As a science engagement practitioner, I believe scientists and communities have stories to share, this encourages adaptability and localization. The exciting part of my work is bringing scientists and communities together to share these stories. My winning project uses a science engagement toolkit in the form of a docu-drama to engage the hearing impaired, their families, and communities to understand the genetics of deafness. Deafness in most communities is a sensitive topic and our researchers face challenges in recruiting such persons, their families, and communities for genetics research due to the lack of understanding in genetics research into deafness. People also express concerns about blood draw for genetic purposes because of misconceptions and myths surrounding the use of blood. This usually affects the rates of recruitment for genetics research.

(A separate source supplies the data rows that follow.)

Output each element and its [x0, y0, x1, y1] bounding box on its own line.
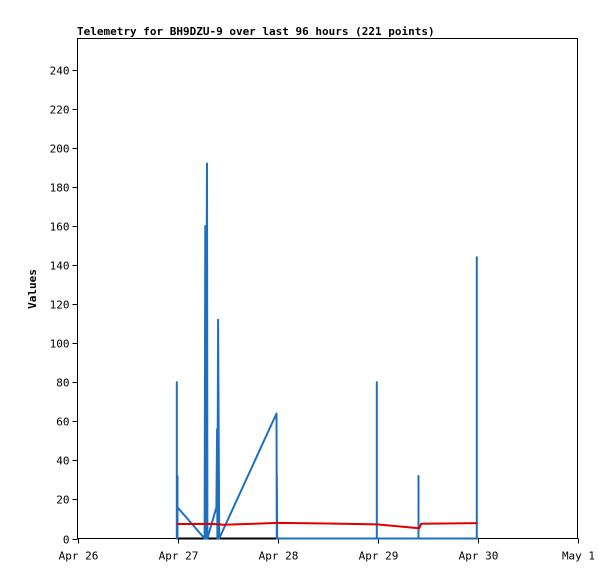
- x-tick-label: Apr 26: [59, 550, 99, 563]
- y-tick-label: 0: [63, 534, 70, 547]
- y-tick-label: 160: [50, 221, 70, 234]
- y-tick-label: 240: [50, 65, 70, 78]
- y-tick-label: 200: [50, 143, 70, 156]
- x-tick-label: Apr 27: [159, 550, 199, 563]
- y-tick-label: 20: [56, 494, 69, 507]
- y-tick-label: 120: [50, 299, 70, 312]
- x-tick-label: May 1: [562, 550, 595, 563]
- series-group: [175, 162, 478, 540]
- x-tick-label: Apr 28: [259, 550, 299, 563]
- x-tick-label: Apr 30: [459, 550, 499, 563]
- x-tick-label: Apr 29: [359, 550, 399, 563]
- series-line-2: [176, 521, 478, 530]
- series-line-1: [175, 162, 478, 540]
- y-tick-label: 220: [50, 104, 70, 117]
- x-axis: Apr 26 Apr 27 Apr 28 Apr 29 Apr 30 May 1: [59, 538, 595, 563]
- plot-area: [77, 38, 578, 539]
- y-tick-label: 60: [56, 416, 69, 429]
- y-tick-label: 40: [56, 455, 69, 468]
- y-tick-label: 180: [50, 182, 70, 195]
- y-tick-label: 140: [50, 260, 70, 273]
- y-tick-label: 80: [56, 377, 69, 390]
- chart-title: Telemetry for BH9DZU-9 over last 96 hour…: [77, 25, 435, 38]
- y-axis-label: Values: [26, 269, 39, 309]
- y-axis: 0 20 40 60 80 100 120 140 160 180 200 220 240: [50, 65, 78, 547]
- y-tick-label: 100: [50, 338, 70, 351]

I coordinated scientists, theater groups, deaf persons, schools, and together we created a science engagement toolkit in the form of a docu-drama to engage deaf persons, their families, and communities. The design of the docu-drama focuses on the perspectives of deaf persons and explains the genetics of deafness in simple languages. The docu-drama is easy to understand and help demystify the barriers posed by traditional, cultural, and religious perception on deafness and voluntarily giving blood samples.

Leading this, we have piloted and successfully engaged over 1000 persons including deaf families in five Regions of Ghana. We want families to understand the conditions of their deaf children.

Kyerewaa in picture with colleague participants at the just ended Falling Walls Science Summit 2021

Being part of the Falling Walls Science Summit 2021 has connected me to other science engagers who are equally finding solutions to challenges in their communities, and it’s encouraging. Falling Walls Engage provides a platform for people with a shared purpose of science to connect, learn and share. After my pitch, I got to interact with science engagers who would want to adapt and implement such toolkits of engaging hard-to-reach and vulnerable populations.

I believe my entry and pitch were unique. I was however intrigued by the pitch By Judy Baariu, on a mental health campaign in Kilifi County in Kenya.The project aims to tackle the issues of misinformation and myths about mental health among local communities. The methods of engagement are community-based and similar to mine.

There is an African proverb that says, “If you think you are too small to make a difference, try spending a night with a mosquito.” Every bit of information communicated by a scientist is important. Science is done when is communicated and without engagement, science is meaningless. Science engagement and communication continue to be explored in Ghana. Scientists in Ghana should not only give talks, write papers, and write proposals, but should be community inclined. They need to understand how communities’ function and perceive science. They need to plan, co-design, share decisions and give feedback to the communities they visit. At WACCBIP, we try to have a two-way communication and feedback with the communities we engage. I try to create space and opportunity for our scientists to share the process and results of their research works with the public especially on COVID-19, vaccines and misinformation.